The managers’ and leaders’ role into this process, since they are the management people coming in closest contact with the employees, is to communicate, consult and plan on the measures that need to be taken in order for the delayering process to become beneficial to the organization as a whole.

Cross-hierarchical teams (which includes top executives, middle managers, supervisors and operative employees), participative decision-making practices, and the use of 360-degrees performance appraisals (in which peers and others above and below the employee evaluate his or her performance) are examples of what a boundaryless organization should be doing to break down vertical boundaries. Conclusion Many factors have contributed to the rise of the boundaryless organization. One is the need to respond to rapidly changing, highly competitive global markets.

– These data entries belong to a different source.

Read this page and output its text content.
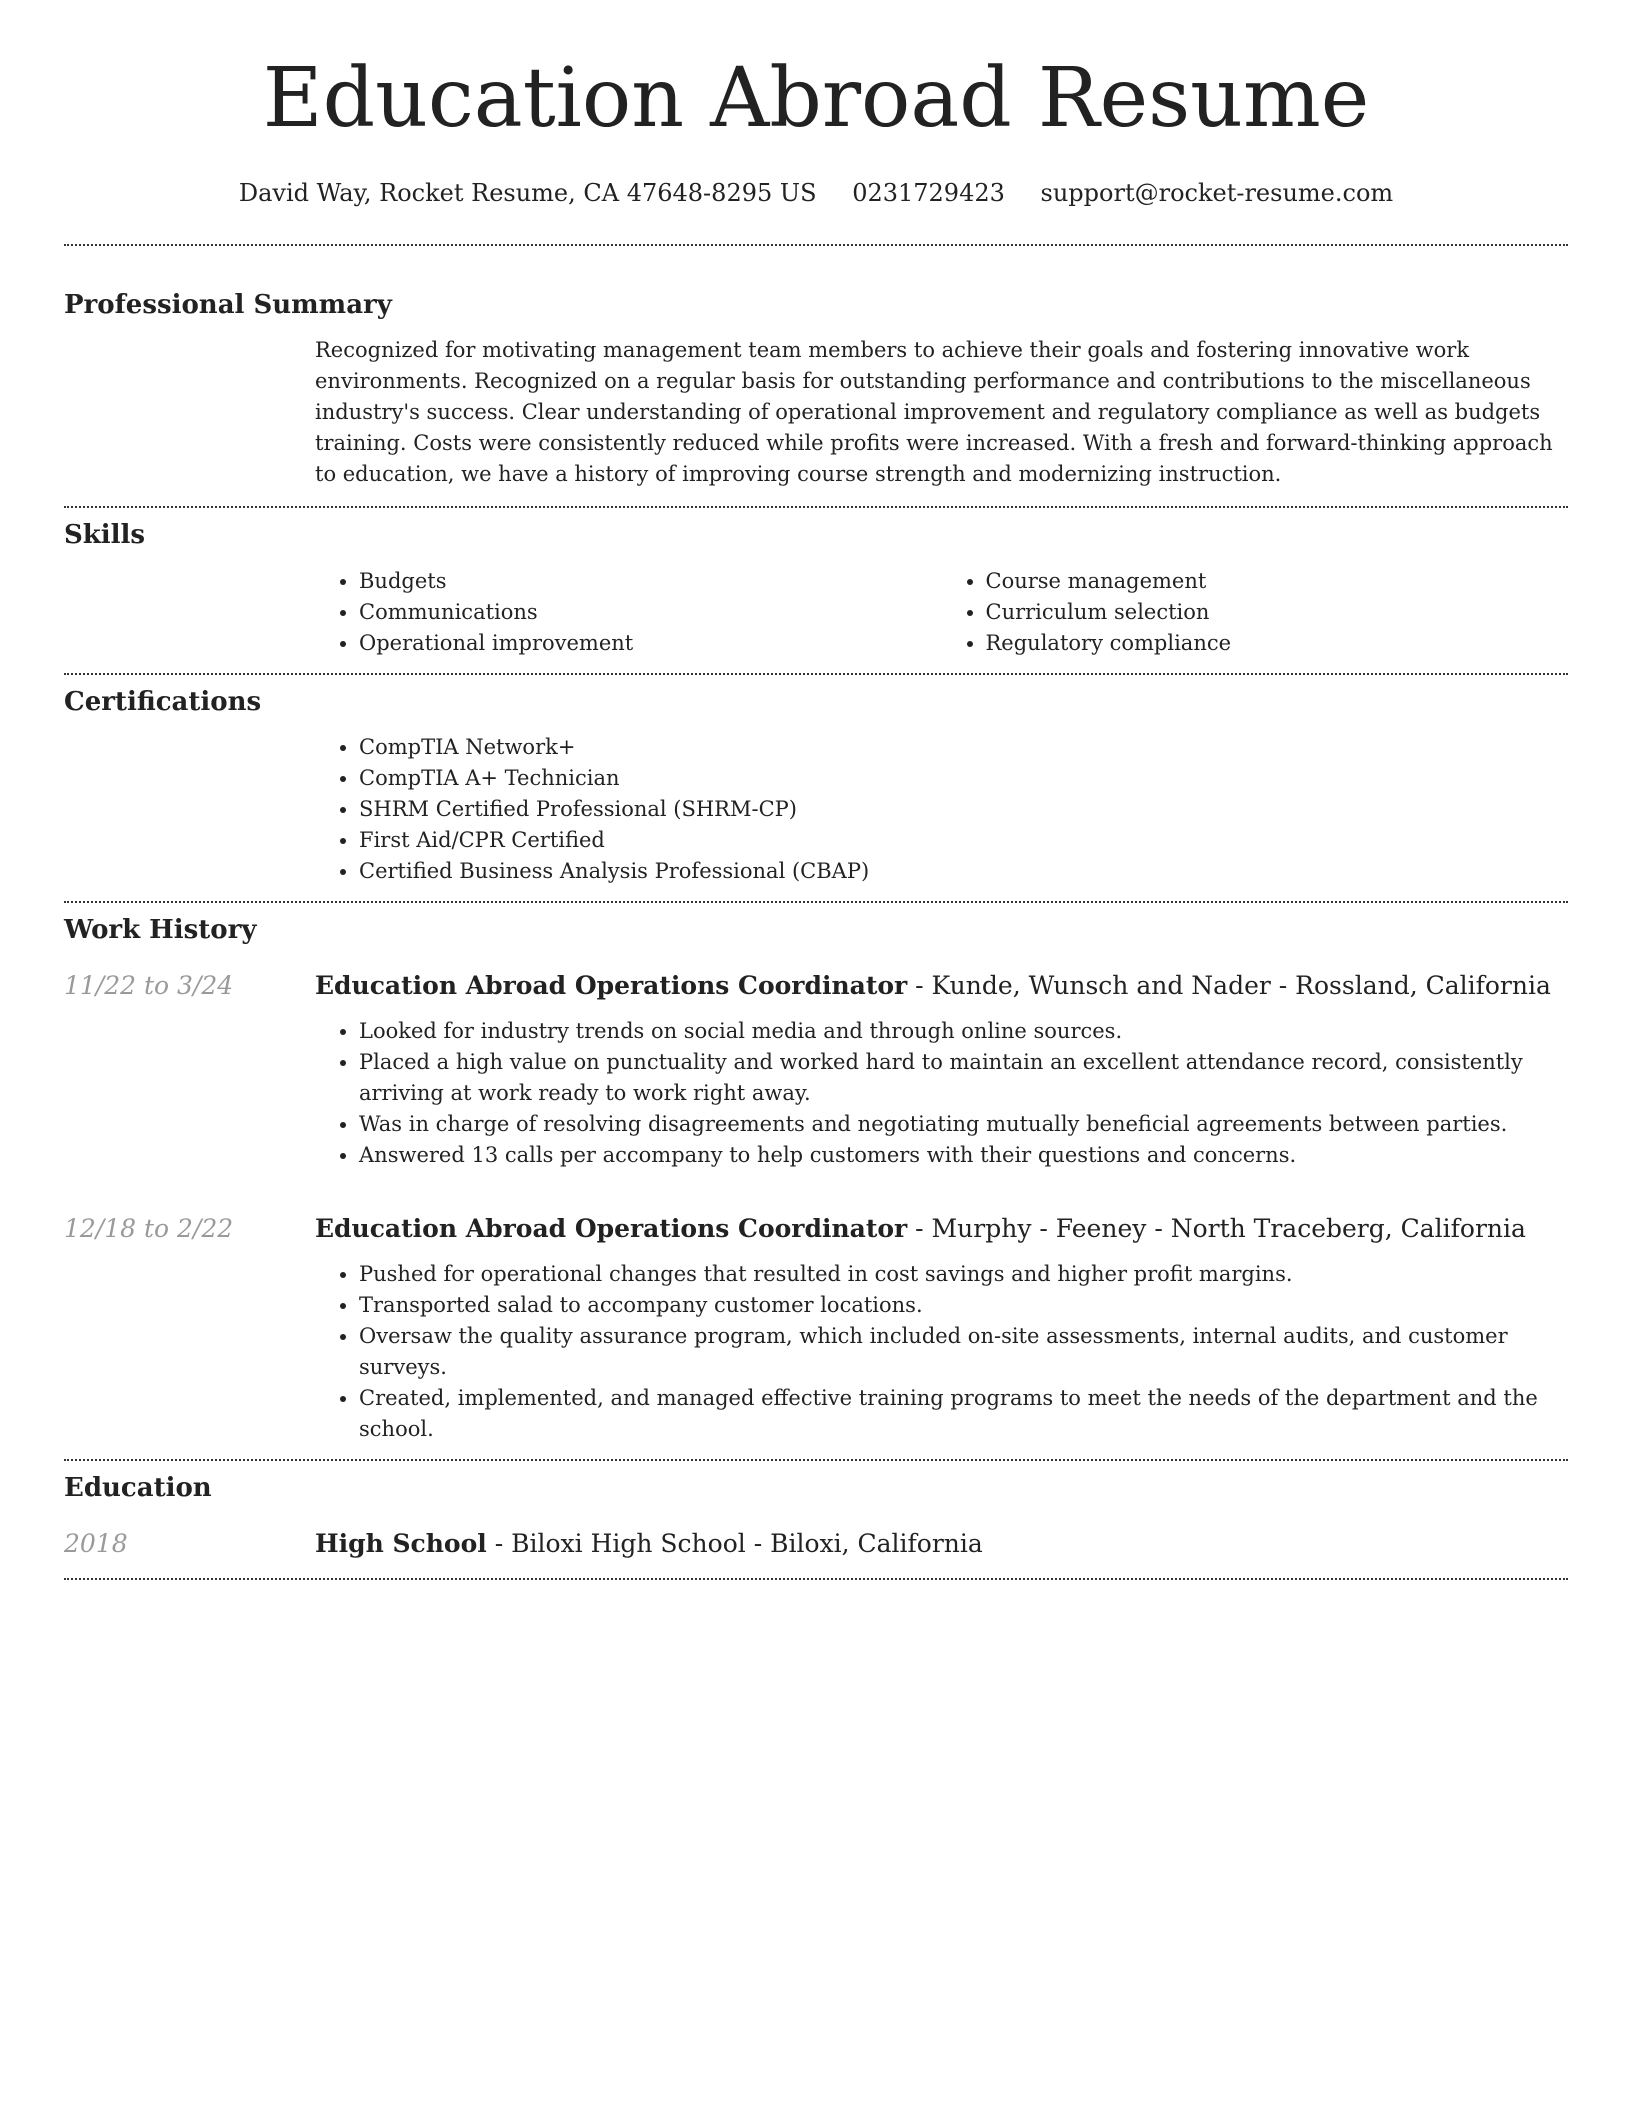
Education Abroad Resume
David Way, Rocket Resume, CA 47648-8295 US 0231729423 support@rocket-resume.com
Professional Summary

Recognized for motivating management team members to achieve their goals and fostering innovative work environments. Recognized on a regular basis for outstanding performance and contributions to the miscellaneous industry's success. Clear understanding of operational improvement and regulatory compliance as well as budgets training. Costs were consistently reduced while profits were increased. With a fresh and forward-thinking approach to education, we have a history of improving course strength and modernizing instruction.

Skills
• Budgets
• Communications
• Operational improvement
• Course management
• Curriculum selection
• Regulatory compliance
Certifications
• CompTIA Network+
• CompTIA A+ Technician
• SHRM Certified Professional (SHRM-CP)
• First Aid/CPR Certified
• Certified Business Analysis Professional (CBAP)
Work History
11/22 to 3/24	Education Abroad Operations Coordinator - Kunde, Wunsch and Nader - Rossland, California
• Looked for industry trends on social media and through online sources.
• Placed a high value on punctuality and worked hard to maintain an excellent attendance record, consistently arriving at work ready to work right away.
• Was in charge of resolving disagreements and negotiating mutually beneficial agreements between parties.
• Answered 13 calls per accompany to help customers with their questions and concerns.
12/18 to 2/22	Education Abroad Operations Coordinator - Murphy - Feeney - North Traceberg, California
• Pushed for operational changes that resulted in cost savings and higher profit margins.
• Transported salad to accompany customer locations.
• Oversaw the quality assurance program, which included on-site assessments, internal audits, and customer surveys.
• Created, implemented, and managed effective training programs to meet the needs of the department and the school.
Education
2018	High School - Biloxi High School - Biloxi, California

Another factor is new technology, such as computers and telecommunications that permits organizations to work more effectively. Employees then have a vast amount of information at their fingertips through an intranet. This idea may sound odd, yet many of today’s most successful organizations are finding that they can operate more effectively in today’s environment by remaining flexible and unstructured: that the ideal structure for them is not having a rigid, predefined structure.

WORKS CITED Ashkenas, R. , Ulrich, D. , Jick, T. & Kerr, S. (1995). The Boundaryless Organization: Breaking the Chains of Organizational Structure. San Francisco: Jossey-Bass. Peters, T. (1992). Liberation Management: Necessary Disorganization for the Nanosecond Nineties. London: Macmillan Picot, A. , Reichwald, R. & Wigand, R. (2008). Information, Organization and Management. Berlin: Springer-Verlag.